Q. \[ \int \sin^3(x)\,dx \]

We want to compute the indefinite integral

\[
\int \sin^3(x)\,dx
\]

Step 1: Rewrite \( \sin^3(x) \) to use a standard identity.

A common approach is to separate one factor of \(\sin(x)\) and combine the other two using \( \sin^2(x) = 1 – \cos^2(x) \).

\[
\sin^3(x) = \sin(x)\sin^2(x)
\]

Step 2: Substitute the Pythagorean identity \( \sin^2(x) = 1 – \cos^2(x) \).

\[
\sin^3(x) = \sin(x)\left(1-\cos^2(x)\right)
\]

Now rewrite the integral:

\[
\int \sin^3(x)\,dx = \int \sin(x)\left(1-\cos^2(x)\right)\,dx
\]

Step 3: Use substitution.

Let

\[
u = \cos(x)
\]

Then differentiate both sides.

\[
du = -\sin(x)\,dx
\]

This means

\[
\sin(x)\,dx = -du
\]

Step 4: Rewrite the integral in terms of \(u\).
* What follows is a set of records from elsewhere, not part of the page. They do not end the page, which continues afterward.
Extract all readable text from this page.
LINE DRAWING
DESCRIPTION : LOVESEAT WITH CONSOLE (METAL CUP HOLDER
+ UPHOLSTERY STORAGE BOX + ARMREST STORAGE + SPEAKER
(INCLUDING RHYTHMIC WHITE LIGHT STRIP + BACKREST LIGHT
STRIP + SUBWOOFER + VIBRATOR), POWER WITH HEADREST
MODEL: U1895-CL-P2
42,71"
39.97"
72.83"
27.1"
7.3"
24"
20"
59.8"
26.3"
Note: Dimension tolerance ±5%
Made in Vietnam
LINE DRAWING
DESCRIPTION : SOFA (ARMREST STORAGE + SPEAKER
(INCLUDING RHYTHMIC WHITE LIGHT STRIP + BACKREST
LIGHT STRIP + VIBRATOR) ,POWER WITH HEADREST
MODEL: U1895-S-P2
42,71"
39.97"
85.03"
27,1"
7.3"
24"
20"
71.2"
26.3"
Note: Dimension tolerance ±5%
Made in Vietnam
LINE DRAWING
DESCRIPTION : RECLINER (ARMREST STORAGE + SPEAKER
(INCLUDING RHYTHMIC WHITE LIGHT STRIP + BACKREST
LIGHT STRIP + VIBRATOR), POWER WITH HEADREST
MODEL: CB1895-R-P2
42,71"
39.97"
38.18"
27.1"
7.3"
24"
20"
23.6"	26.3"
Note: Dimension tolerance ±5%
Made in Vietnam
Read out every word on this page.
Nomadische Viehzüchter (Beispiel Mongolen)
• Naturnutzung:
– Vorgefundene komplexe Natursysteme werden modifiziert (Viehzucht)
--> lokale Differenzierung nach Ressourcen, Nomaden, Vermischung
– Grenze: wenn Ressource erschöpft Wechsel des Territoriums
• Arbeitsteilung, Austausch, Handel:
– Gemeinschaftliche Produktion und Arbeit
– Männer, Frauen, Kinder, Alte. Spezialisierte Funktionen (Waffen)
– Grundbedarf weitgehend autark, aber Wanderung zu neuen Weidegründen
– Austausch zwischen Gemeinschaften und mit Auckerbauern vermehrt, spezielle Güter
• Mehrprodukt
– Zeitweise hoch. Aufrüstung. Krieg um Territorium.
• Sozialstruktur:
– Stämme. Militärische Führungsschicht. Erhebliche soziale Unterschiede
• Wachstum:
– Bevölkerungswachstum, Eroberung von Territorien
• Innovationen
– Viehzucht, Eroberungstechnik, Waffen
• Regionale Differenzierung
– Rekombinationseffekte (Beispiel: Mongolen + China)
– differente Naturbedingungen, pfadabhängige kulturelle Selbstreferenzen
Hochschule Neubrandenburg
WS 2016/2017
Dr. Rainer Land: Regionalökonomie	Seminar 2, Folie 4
When \(u = \cos(x)\), we also have \(\cos^2(x) = u^2\).

\[
\int \sin(x)\left(1-\cos^2(x)\right)\,dx
= \int \left(1-u^2\right)\left(-du\right)
\]

Pull out the negative sign:

\[
= -\int \left(1-u^2\right)\,du
\]

Step 5: Distribute and integrate term-by-term.

\[
-\int \left(1-u^2\right)\,du
= -\int 1\,du + \int u^2\,du
\]

Integrate each part:

\[
-\int 1\,du = -u
\]
\[
\int u^2\,du = \frac{u^3}{3}
\]

So the result is:

\[
= -u + \frac{u^3}{3} + C
\]

Step 6: Substitute back \(u = \cos(x)\).

\[
-u + \frac{u^3}{3} + C
= -\cos(x) + \frac{\cos^3(x)}{3} + C
\]

Final Answer:

\[
\int \sin^3(x)\,dx = -\cos(x) + \frac{1}{3}\cos^3(x) + C
\]